Humans write documentation
Documenting is instructing or informing someone about the news and evidence related to a specific topic. Therefore, when we write technical documentation, It’s important to understand that we are writing for humans, not machines. We try to help the reader understand the complexity of our system, and to achieve this, we can make use of our extensive and rich language. However, the tools we have for creating documentation don’t always make things easy for us.
For example, in the case of OpenAPI, the most widely used tool for API documentation, we can only add arbitrary text in certain “description” fields. This falls short if we need to elaborate on the explanation of a resource, display examples, images, etc.
Furthermore, JSON and YAML formats are highly oriented towards machine-generated or machine-interpreted purposes, making it very challenging for humans to create and maintain them. Even though there are tools to simplify editing, it’s a format where syntactical definition takes precedence over semantics.
At Devengo, we believe that documentation should be oriented towards people. That’s why we’ve always advocated for using Markdown whenever possible. On the other hand, we also understand the value of syntactical definition when generating schemas, validators, clients, etc. Wouldn’t it be great if we could combine both worlds? As a matter of fact, that tool has existed for years, and it’s called API Blueprint.
API Blueprint is a tool that was born in 2013, allowing us to use Markdown as a language to document our APIs. Many people reading this article may have tried it at some point and considered it outdated because it lost the battle against OpenAPI. The latter tool became the industry standard, and all the focus has been on it. However, we believe it is still entirely valid because it provides the principles we mentioned earlier.
The number of artifacts we use in Blueprint is minimal and easy to learn.
It’s the definition of the different data types that the API handles.
If you open that snippet in a Markdown viewer, you won’t have any trouble reading and understanding the data structure. Additionally, it’s straightforward to write.
Once you have defined your data structures, you can use them in the endpoints definition. This is how it looks:
A great thing we can do is define different examples of requests and their responses. This is very convenient for providing examples of erroneous requests with their corresponding error messages. For instance, if we want to simulate a request where the authentication header is missing:
Another typical example would be documenting the case where we omit a required parameter.
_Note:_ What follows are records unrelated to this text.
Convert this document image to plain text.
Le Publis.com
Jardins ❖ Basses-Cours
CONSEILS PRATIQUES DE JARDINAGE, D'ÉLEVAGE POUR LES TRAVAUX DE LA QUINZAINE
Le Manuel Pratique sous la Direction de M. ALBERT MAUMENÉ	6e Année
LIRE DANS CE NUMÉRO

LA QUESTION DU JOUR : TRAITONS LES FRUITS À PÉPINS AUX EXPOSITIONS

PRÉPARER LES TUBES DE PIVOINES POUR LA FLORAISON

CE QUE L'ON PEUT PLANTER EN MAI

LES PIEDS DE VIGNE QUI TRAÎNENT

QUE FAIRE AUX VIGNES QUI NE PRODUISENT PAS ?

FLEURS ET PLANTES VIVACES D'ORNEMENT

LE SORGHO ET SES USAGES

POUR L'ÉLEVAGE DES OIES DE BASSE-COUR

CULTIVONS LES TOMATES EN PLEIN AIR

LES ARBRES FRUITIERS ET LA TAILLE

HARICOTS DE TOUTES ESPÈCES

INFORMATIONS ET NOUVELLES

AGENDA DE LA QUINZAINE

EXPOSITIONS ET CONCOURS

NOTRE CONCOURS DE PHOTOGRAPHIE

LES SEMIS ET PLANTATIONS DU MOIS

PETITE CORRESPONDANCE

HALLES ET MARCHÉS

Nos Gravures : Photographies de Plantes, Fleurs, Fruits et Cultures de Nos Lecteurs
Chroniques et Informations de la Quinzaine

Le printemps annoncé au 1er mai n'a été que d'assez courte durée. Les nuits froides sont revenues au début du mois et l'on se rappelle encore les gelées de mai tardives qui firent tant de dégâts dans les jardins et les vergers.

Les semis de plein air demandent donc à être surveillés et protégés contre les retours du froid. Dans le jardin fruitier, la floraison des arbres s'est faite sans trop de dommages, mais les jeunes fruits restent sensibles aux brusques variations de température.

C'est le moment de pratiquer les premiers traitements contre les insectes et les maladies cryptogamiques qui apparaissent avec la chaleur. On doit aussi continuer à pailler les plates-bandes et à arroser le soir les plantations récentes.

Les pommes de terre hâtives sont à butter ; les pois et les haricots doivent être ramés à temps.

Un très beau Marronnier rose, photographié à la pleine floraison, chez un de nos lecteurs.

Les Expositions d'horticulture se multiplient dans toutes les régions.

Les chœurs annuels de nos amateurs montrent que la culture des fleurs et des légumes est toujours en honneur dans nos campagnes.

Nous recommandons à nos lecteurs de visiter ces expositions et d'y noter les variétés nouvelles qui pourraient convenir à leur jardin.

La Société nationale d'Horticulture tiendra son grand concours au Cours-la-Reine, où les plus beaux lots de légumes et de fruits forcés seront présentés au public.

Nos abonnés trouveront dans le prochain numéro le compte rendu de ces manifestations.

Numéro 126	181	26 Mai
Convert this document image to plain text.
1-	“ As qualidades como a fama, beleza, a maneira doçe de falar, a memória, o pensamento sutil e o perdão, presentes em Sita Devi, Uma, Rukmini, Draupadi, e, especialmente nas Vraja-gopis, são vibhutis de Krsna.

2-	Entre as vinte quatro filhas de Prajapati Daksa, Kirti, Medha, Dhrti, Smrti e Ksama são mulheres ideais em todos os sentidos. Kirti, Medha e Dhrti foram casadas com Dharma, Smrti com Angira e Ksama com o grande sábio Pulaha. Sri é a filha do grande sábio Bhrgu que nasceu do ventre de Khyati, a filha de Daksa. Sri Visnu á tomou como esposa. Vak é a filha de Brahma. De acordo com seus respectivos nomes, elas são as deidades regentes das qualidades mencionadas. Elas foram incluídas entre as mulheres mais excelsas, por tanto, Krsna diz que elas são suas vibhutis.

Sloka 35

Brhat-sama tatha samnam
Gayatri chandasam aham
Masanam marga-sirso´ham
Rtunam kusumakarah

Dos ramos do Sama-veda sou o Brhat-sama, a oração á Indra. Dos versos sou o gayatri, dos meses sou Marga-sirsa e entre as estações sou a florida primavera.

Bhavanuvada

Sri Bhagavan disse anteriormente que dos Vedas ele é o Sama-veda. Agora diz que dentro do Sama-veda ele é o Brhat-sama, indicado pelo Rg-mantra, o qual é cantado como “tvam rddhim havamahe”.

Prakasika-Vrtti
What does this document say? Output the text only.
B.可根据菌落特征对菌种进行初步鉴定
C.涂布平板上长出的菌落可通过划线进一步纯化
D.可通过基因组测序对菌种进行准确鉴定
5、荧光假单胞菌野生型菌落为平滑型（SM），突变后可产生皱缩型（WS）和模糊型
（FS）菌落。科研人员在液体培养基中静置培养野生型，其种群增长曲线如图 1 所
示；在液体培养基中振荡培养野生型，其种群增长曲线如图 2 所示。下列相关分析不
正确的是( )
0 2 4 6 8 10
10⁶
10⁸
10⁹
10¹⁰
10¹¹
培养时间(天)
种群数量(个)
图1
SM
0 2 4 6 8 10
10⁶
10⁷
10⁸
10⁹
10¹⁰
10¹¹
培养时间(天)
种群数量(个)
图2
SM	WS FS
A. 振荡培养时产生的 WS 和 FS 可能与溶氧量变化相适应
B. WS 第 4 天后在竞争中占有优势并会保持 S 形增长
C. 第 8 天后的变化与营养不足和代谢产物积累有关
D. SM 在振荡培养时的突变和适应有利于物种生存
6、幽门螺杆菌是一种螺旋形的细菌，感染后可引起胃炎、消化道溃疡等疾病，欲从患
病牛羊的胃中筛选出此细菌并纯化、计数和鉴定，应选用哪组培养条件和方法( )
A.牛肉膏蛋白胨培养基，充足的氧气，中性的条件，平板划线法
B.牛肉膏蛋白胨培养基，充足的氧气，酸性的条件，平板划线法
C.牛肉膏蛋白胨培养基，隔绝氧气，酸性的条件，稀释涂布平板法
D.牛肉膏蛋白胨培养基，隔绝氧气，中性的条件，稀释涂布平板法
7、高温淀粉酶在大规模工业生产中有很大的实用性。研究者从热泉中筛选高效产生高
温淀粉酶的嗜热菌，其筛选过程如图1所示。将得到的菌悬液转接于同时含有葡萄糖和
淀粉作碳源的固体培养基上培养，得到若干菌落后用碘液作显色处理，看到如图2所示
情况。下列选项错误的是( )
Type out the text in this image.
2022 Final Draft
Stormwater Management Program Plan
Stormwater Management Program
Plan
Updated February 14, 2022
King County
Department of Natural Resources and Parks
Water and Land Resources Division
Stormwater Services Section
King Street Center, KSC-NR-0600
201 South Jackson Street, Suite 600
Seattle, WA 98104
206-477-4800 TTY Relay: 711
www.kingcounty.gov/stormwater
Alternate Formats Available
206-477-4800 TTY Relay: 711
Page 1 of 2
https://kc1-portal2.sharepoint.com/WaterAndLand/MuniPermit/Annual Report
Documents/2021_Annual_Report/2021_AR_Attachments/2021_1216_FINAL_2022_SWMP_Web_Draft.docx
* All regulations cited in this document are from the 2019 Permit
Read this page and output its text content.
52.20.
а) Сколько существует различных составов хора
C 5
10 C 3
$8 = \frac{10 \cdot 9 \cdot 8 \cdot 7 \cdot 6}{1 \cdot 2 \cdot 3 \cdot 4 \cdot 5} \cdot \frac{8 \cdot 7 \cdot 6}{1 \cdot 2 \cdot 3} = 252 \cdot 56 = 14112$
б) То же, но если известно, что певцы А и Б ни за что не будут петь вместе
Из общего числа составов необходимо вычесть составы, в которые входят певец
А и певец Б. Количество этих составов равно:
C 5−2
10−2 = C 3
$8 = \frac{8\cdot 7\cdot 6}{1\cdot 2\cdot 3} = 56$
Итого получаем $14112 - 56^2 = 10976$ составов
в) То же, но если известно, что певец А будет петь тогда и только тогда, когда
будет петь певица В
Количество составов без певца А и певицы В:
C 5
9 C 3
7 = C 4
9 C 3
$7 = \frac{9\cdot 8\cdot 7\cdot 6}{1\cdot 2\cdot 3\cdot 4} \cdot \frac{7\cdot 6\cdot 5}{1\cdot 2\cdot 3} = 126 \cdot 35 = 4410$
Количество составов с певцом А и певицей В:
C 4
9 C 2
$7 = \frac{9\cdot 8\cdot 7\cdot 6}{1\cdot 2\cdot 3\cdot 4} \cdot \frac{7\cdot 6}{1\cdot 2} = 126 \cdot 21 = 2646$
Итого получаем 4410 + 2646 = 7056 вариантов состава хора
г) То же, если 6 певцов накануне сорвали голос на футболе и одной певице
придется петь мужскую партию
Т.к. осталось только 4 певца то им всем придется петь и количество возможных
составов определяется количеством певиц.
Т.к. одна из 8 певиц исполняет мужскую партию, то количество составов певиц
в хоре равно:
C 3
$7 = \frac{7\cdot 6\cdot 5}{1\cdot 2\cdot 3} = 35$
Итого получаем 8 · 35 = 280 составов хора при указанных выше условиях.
The crucial point is that in Markdown, we can define documents in a much more flexible way, alternating between semantic and syntactic documentation as needed. While these files can be easily read with a Markdown reader, there are also tools capable of analysing and understanding the format, allowing us to operationalise the documentation.
доверяй, но проверяй – Testing with Dredd
A widely popularised Russian proverb from the Cold War era says “Trust, but verify” (доверяй, но проверяй , doveryay, no proveryay) – a good practice to apply to our documentation.
As we explained in a previous post, it’s crucial to have living documentation to ensure it remains updated. At Devengo, our main product is an API, so we need the best integration experience and ensure that whatever the documentation states is aligned with the system’s actual behaviour.
One of the tools that allows us to operationalise API Blueprint documentation is Dredd. Personally, I believe this is one of the most useful yet lesser-known tools for API testing. Dredd will run an instance of your web server, automatically read all the requests defined in the document, and send them to this server to validate that the schemas and response codes match what has been documented. How cool is that?
If you liked what you just read but think you won’t be able to use it because you don’t use Blueprint, you should know that Dredd is quite stack-agnostic. It supports both OpenAPI and Blueprint files, and it even has plugins to integrate with various languages.
The installation and configuration of Dredd is very straightforward. You just need to specify the command to start your server, the file where the documentation resides, the endpoint to use, and, optionally, the configuration for hooks.
Providing Clean Data
As you may have inferred, the requests executed by Dredd are real requests against a test server, so they alter the state of resources. You’ll need to be cautious about this, just like in any other end-to-end type of test. For example, you might want to define a couple of different users to test different flows or create a resource only used for testing its deletion on a specific endpoint.
Optionally, you can configure hooks that run before or after each request to the server. A good use case is storing the authentication token after the call to the login endpoint and automatically including it in the subsequent requests.
Even if it’s technical, documentation is written by humans and intended for humans. Therefore, it’s crucial for it to be easy to write and read. In this post, we’ve seen how, with just a couple of simple and stack-agnostic tools, we can have a pipeline for generating and testing API documentation. Remember: Doveryay, no Proveryay.